Biocompatibility of polyhydroxyalkanoate as a potential material for ligament and tendon scaffold material

There is a strong need for new biodegradable materials that are suitable for scaffolds in tissue engineering of tendons and ligaments. In many cases, quick degradation rates are favorable, however, with respect to ligament and tendon replacement, slowly degrading polymers are clearly favored. Prime candidates are members of the large class of polyhydroxyalkanoates (PHAs), which are thermoplastic/elastomeric biopolyesters that are slowly degraded by surface erosion. Moreover, their physico-mechanical properties can be tailored during biosynthesis in bacteria or by chemical modifications. They may be spun into fibers, coated on surfaces or be part of composites. This study has investigated the biocompatability of seven different thermoplastic or elastomeric PHAs using L929 murine fibroblast cells. Cell viability and proliferation over 7 days was analyzed with live/dead staining and a picogreen assay.

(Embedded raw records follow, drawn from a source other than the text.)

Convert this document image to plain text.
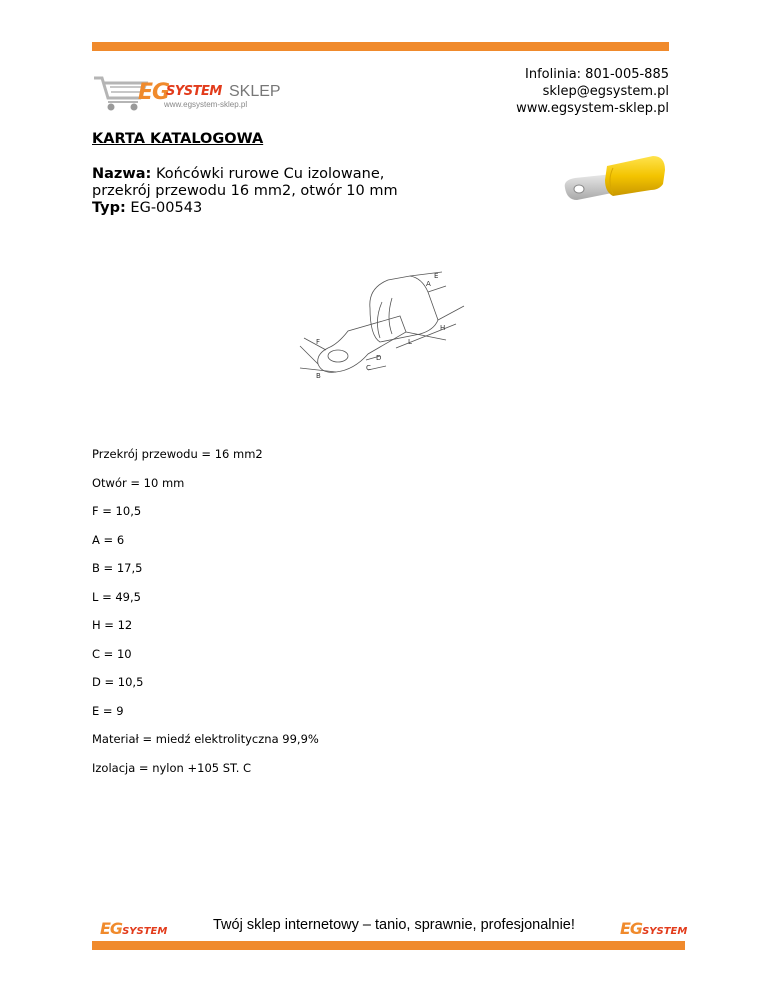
EG
SYSTEM SKLEP
www.egsystem-sklep.pl
Infolinia: 801-005-885
sklep@egsystem.pl
www.egsystem-sklep.pl
KARTA KATALOGOWA
Nazwa: Końcówki rurowe Cu izolowane,
przekrój przewodu 16 mm2, otwór 10 mm
Typ: EG-00543
E
A
H
L
F
D
C
B
Przekrój przewodu = 16 mm2
Otwór = 10 mm
F = 10,5
A = 6
B = 17,5
L = 49,5
H = 12
C = 10
D = 10,5
E = 9
Materiał = miedź elektrolityczna 99,9%
Izolacja = nylon +105 ST. C
EGSYSTEM	Twój sklep internetowy – tanio, sprawnie, profesjonalnie!	EGSYSTEM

In addition, extracellular matrix production was measured with the hydroxyproline assay after 14 days. It was found that cell attachment to the PHA film ranged from 85-99% after 7 days. Three PHA films (PHBV (92/8), PHOUE-POSS and PHUE-O3) supported similar cell viability in comparison to the controls performed on tissue culture plastic (polystyrene), whereas the biomaterials (PHUA, PHUE, PHB and PHOUE) showed fewer viable cells than in controls. PHB, PHUE-O3, and PHBV with a water contact angle below 85 degrees supported a similar amount of collagen production in comparison to the tissue culture plastic controls. PHUA, PHUE, PHOUE, and PHOUE-POSS showed a decrease in collagen production in comparison to the controls after 14 days. Overall, PHB, PHBV, and PHUE-O3 demonstrated good performance with regards to potential use as a tissue-engineering scaffold.

Polarization of hydroxyapatite:Influence on osteoblast cell proliferation

Hydroxyapatite (HA) has been used clinically to treat bone defects. However, modifications of the surface properties of HA could improve and control bone matrix deposition and localized host tissue integration. The aim of this study was to investigate the effect of developing a surface charge on HA discs with respect to osteoblast activity in vitro. HA discs (12 mm x 2 mm) were sintered in either air or water vapour. The HA discs were then electrically polarized (positive and negative surfaces) or non-polarized (controls) and seeded with MC3T3-E1 cells. Polarized HA sintered in water vapour was shown to retain six times more charge than polarized HA sintered in air. Picogreen analysis demonstrated that at 4h cell number was significantly higher on the negatively and positively charged HA surface (water sintered) in comparison to the non-charged water and air-sintered HA controls. At 7 days there was a significant increase in cell number on the negatively charged HA (air sintered) sample in comparison to the negatively charged water vapour sintered HA sample and the non-charged water vapour sintered control sample. Also at 7 days, the picogreen data showed a significant increase in cell number on the positively charged water-treated HA sample in comparison to both the air- and water-treated HA non-charged control HA samples. An alamarBlue assay at 7 days demonstrated significant cell metabolic activity on the charged surfaces (both positive and negative) in comparison to the non-charged HA and the tissue culture plastic controls. This study demonstrated that all of the HA discs tested supported cell viability/attachment. However, cell attachment/proliferation/metabolic activity was significantly increased as a result of developing a charge on the HA surface.